Sometimes it is hard to locate the make and model of an older car on the vehicle’s body, and this is when the vehicle identification number (VIN) is used for identification. The VIN is printed on the driver’s side dashboard in the front of the engine block or on the metal part of the driver’s side door. For cars manufactured after 1981, the VIN will have 17 characters, including the make and model of the vehicle, the year and the plant where it was manufactured. Use this VIN decoder from the National Highway Traffic Safety Administration to learn more about your vehicle.

How much will my car make and model cost to insure?

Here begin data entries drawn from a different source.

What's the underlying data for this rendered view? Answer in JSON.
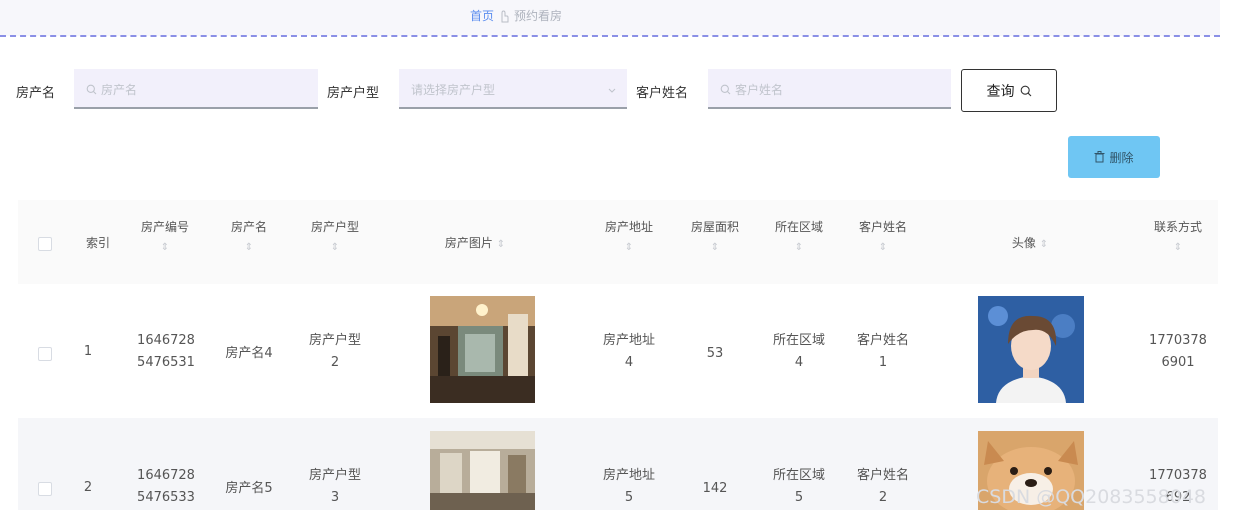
{
  "breadcrumb": {
    "home": "首页",
    "current": "预约看房"
  },
  "search": {
    "property_name_label": "房产名",
    "property_name_placeholder": "房产名",
    "property_type_label": "房产户型",
    "property_type_placeholder": "请选择房产户型",
    "customer_name_label": "客户姓名",
    "customer_name_placeholder": "客户姓名",
    "query_button": "查询"
  },
  "toolbar": {
    "delete_button": "删除"
  },
  "table": {
    "headers": [
      "索引",
      "房产编号",
      "房产名",
      "房产户型",
      "房产图片",
      "房产地址",
      "房屋面积",
      "所在区域",
      "客户姓名",
      "头像",
      "联系方式"
    ],
    "rows": [
      {
        "index": "1",
        "code": [
          "1646728",
          "5476531"
        ],
        "name": "房产名4",
        "type": [
          "房产户型",
          "2"
        ],
        "address": [
          "房产地址",
          "4"
        ],
        "area": "53",
        "region": [
          "所在区域",
          "4"
        ],
        "customer": [
          "客户姓名",
          "1"
        ],
        "phone": [
          "1770378",
          "6901"
        ]
      },
      {
        "index": "2",
        "code": [
          "1646728",
          "5476533"
        ],
        "name": "房产名5",
        "type": [
          "房产户型",
          "3"
        ],
        "address": [
          "房产地址",
          "5"
        ],
        "area": "142",
        "region": [
          "所在区域",
          "5"
        ],
        "customer": [
          "客户姓名",
          "2"
        ],
        "phone": [
          "1770378",
          "692"
        ]
      }
    ]
  },
  "watermark": "CSDN @QQ2083558048",
  "colors": {
    "accent": "#5b8def",
    "delete_button": "#6fc6f3",
    "dashed_line": "#8a8fe6",
    "input_bg": "#f2f0fb"
  }
}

Insurance providers are all about mitigating risk, so they weigh car make and model plus other factors (trim level, year and body style) together to make sure they’re charging an appropriate amount for your insurance. Before applying for a policy, shop around or speak with a licensed insurance professional.

Methodology

Bankrate utilizes Quadrant Information Services to analyze rates for all ZIP codes and carriers in all 50 states and Washington, D.C. Quoted rates are based on a 40-year-old male driver with a clean driving record, good credit and the following full coverage limits:

  • $100,000 bodily injury liability per person
  • $300,000 bodily injury liability per accident
  • $50,000 property damage liability per accident
  • $100,000 uninsured motorist bodily injury per person
  • $300,000 uninsured motorist bodily injury per accident
  • $500 collision deductible
  • $500 comprehensive deductible

To determine minimum coverage limits, Bankrate used minimum coverages that meet each state’s requirements. Our sample driver commutes five days a week and drives 12,000 miles annually. The vehicles analyzed are the 25 top-selling models in the U.S. in 2020 as reported by Kelley Blue Book.

These are sample rates and should be used for comparative purposes only. Your quotes may be different.